Despite the global recession, the UK insurance industry could grow from £274bn in early 2020 to approximately £298bn by the end of 2025

The rising demand for digital insurance products and online distribution channels in the UK is expected to put £8.3bn of today’s insurance market at stake by 2025 because it challenges customer retention levels.

This is according to consultancy Accenture’s latest report, Insurance Revenue Landscape 2025: Innovate for Resilience, which explored how the insurance industry’s revenues might be affected by new customers, different demographics and technology trends.

For example, £3.5bn of today’s insurance revenues will be renewed using technology such as pay-as-you-drive and connected health.

Meanwhile, £4.8bn of revenues currently transacted via traditional channels will be captured by insurers offering digital distribution experiences, as more  customers seek to buy insurance online.

Jamie Althorp, insurance lead at Accenture UK and Ireland, said: “Recently, resilience has been a key strength for UK insurers. 

“However, with consumer habits evolving so rapidly, it won’t be enough going forward.

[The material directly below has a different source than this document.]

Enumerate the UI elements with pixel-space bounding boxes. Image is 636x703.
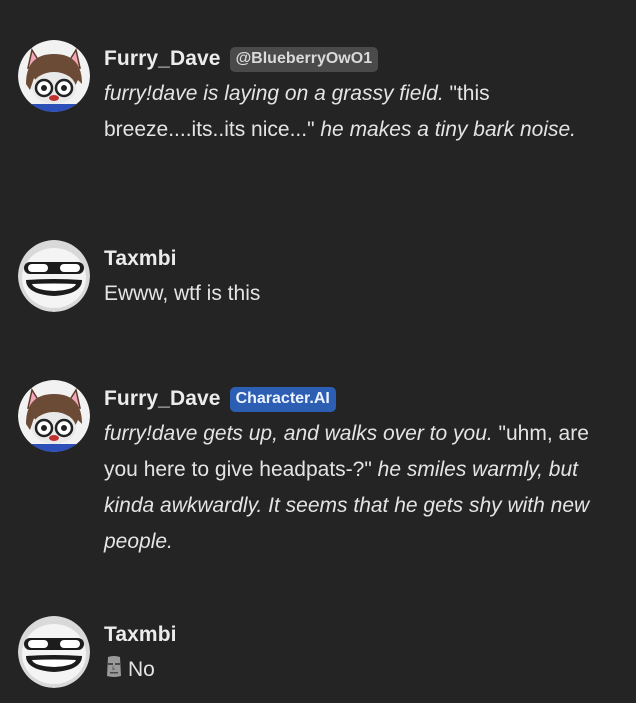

The past year has placed even greater emphasis on digital touchpoints, not just for digitally established lines like motor and home but in newer areas like term life and small commercial.

“To keep up with these changes, insurers must deliver seamless digital experiences whilst tapping into technology-led revenue streams, all whilst focusing on customer retention in a post-dual pricing world.”

Growth despite recession

Four key areas of innovation were highlighted in the report. These include:

  • Health and wellness, life products and services: $12bn in revenue from smart health products and services for ageing populations.
  • Sharing economy, climate change and cyber threats: $115bn in revenue from products and services to address new exposures such as climate change.
  • Integration of tech with traditional property and casualty (P&C) products: $120bn in products and services enabling smart auto, smart home and smart manufacturing.
  • Shifting premium to alternative distributors: $125bn from premiums to shift to new distributors, such as insurtechs.

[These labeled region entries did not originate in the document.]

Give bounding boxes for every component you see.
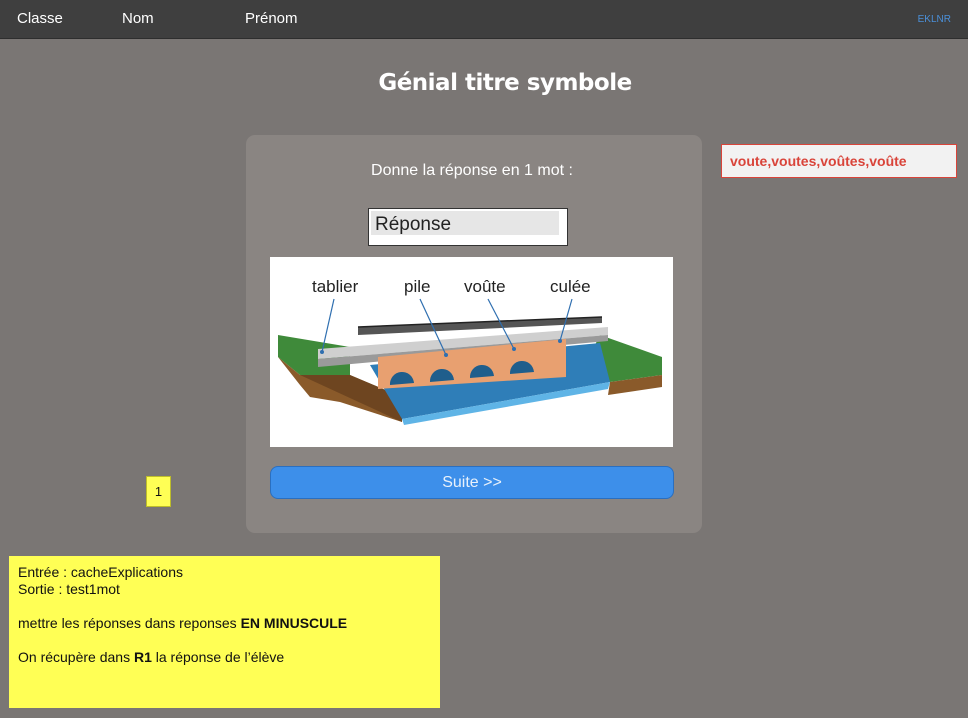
bridge-illustration: tablier pile voûte culée: [278, 277, 662, 425]
question-prompt: Donne la réponse en 1 mot :: [371, 162, 573, 179]
page-title: Génial titre symbole: [378, 70, 632, 96]
bridge-diagram: tablier pile voûte culée: [270, 257, 673, 447]
notes-line-r1: On récupère dans R1 la réponse de l’élèv…: [18, 649, 431, 666]
teacher-notes: Entrée : cacheExplications Sortie : test…: [9, 556, 440, 708]
session-code[interactable]: EKLNR: [918, 14, 951, 25]
answer-input[interactable]: [371, 211, 559, 235]
expected-answers: voute,voutes,voûtes,voûte: [721, 144, 957, 178]
notes-line-minuscule-bold: EN MINUSCULE: [240, 615, 348, 631]
prenom-label[interactable]: Prénom: [245, 10, 298, 27]
notes-line-r1-bold: R1: [133, 649, 152, 665]
notes-sortie: Sortie : test1mot: [18, 581, 120, 597]
question-counter: 1: [146, 476, 171, 507]
diagram-label-culee: culée: [550, 277, 591, 296]
notes-line-minuscule: mettre les réponses dans reponses EN MIN…: [18, 615, 431, 632]
notes-line-r1-post: la réponse de l’élève: [151, 649, 285, 665]
classe-label[interactable]: Classe: [17, 10, 63, 27]
diagram-label-voute: voûte: [464, 277, 506, 296]
notes-entree: Entrée : cacheExplications: [18, 564, 183, 580]
question-card: Donne la réponse en 1 mot : tablier pile…: [246, 135, 702, 533]
suite-button[interactable]: Suite >>: [270, 466, 674, 499]
notes-line-minuscule-text: mettre les réponses dans reponses: [18, 615, 241, 631]
diagram-label-tablier: tablier: [312, 277, 359, 296]
answer-field-frame: [368, 208, 568, 246]
diagram-label-pile: pile: [404, 277, 430, 296]
nom-label[interactable]: Nom: [122, 10, 154, 27]
notes-line-r1-pre: On récupère dans: [18, 649, 134, 665]
top-bar: Classe Nom Prénom EKLNR: [0, 0, 968, 39]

The research also revealed that despite the global recession, the UK insurance industry could grow from £274bn overall in early 2020 to approximately £298bn by the end of 2025, at a compound annual growth rate of 1.4%.

Globally, the insurance sector will grow from £4.9tr in early 2020 to £6tr by the end of 2025, at a compound annual growth rate of 3.5%.

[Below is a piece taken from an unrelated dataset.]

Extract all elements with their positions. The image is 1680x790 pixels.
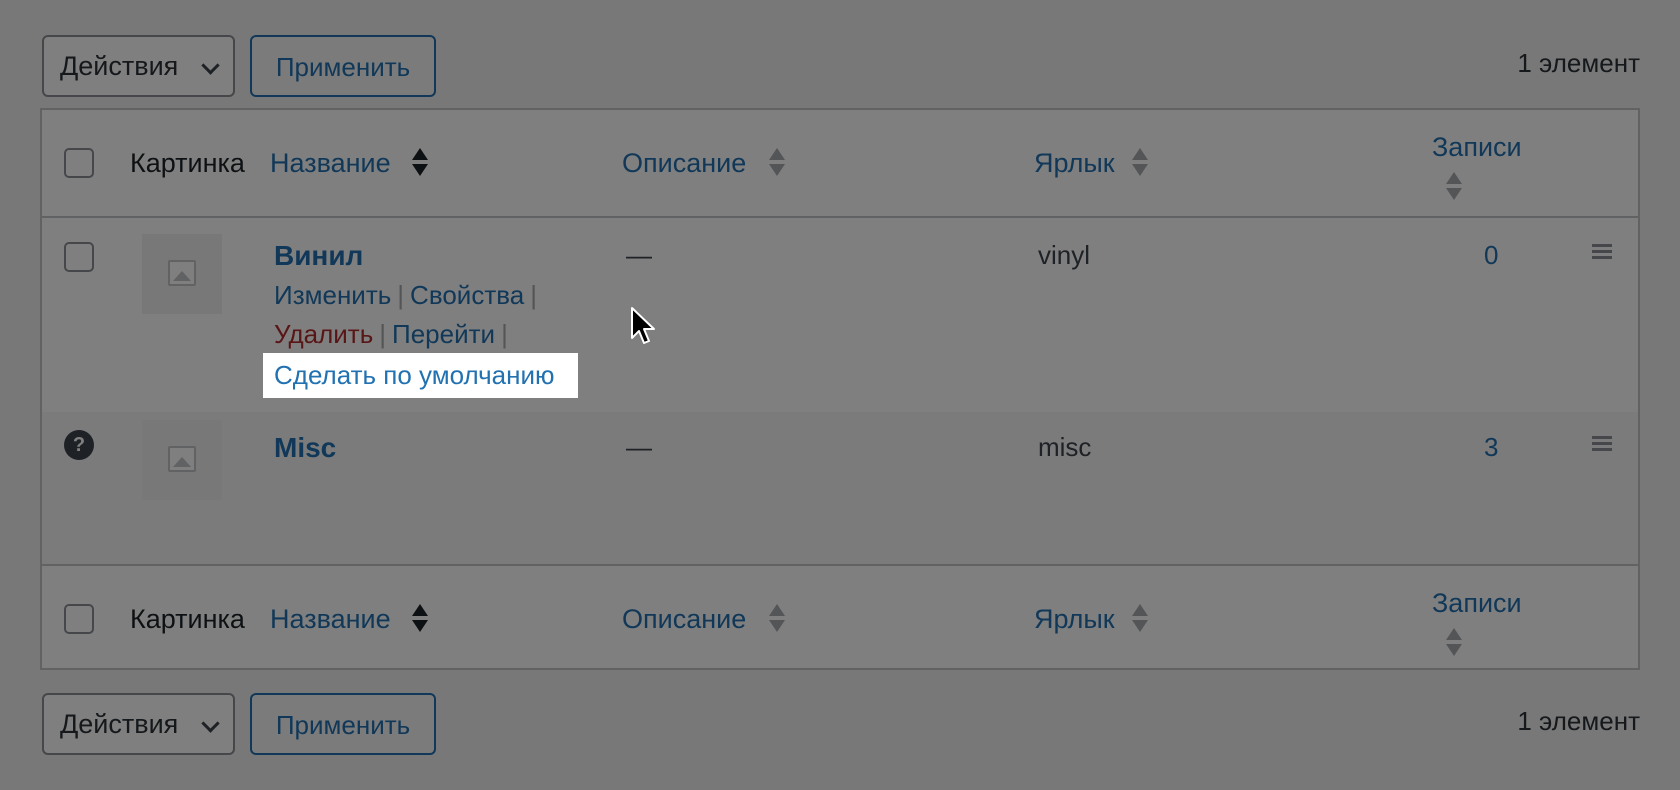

This includes £575bn for US healthcare premiums that have not been counted as part of the traditional insurance sector, but have become material due to global demand for the convergence of digital health products and services, such as wellness offerings.

Althorp added: “In a world where change is constant, risks are changing and consumers feel more and more vulnerable financially, insurers can fulfil a broader societal mission.

”Part of this is the move from compensation to prevention. It’s no secret that UK consumers are increasingly comfortable sharing their data in return for personalised premiums, particularly in areas like car insurance.

“This is just one example of how insurers can use digital technologies to incentivise safer behaviours and prevent accidents, as well as price more fairly to reflect actual usage.

”Beyond this, the UK industry also has a leading role to play on the international stage, helping to provide the (re)insurance expertise and capital to close global protection gaps for climate, cyber and business interruption risks.”

Fierce competition

Meanwhile, competition for revenue will be fiercer in some areas, such as surrounding mental and physical health.

Accenture’s report estimates that the convergence of the life insurance, health and wealth industries will generate a £4.5bn revenue opportunity by 2025.

This comprises of £700m from smart health products, £1.9bn from products and services for the ageing population and £1.9bn from direct life and wealth management products.

Brand new revenues will also be something that insurers compete on, covering emerging and newly developing risks.

As extreme weather events become more commonplace, risks related to climate change are expected to contribute £1.5bn to insurer revenues.

Meanwhile, as cyber criminals continue to threaten businesses and consumers alike, coverages and risk mitigation services related to cyber threats are expected to generate a further £800m.

However, Accenture believes that insurers that improve pre and post-incident handling using digital technologies, such as artificial intelligence and analytics, could have a more sophisticated risk modelling and incident response.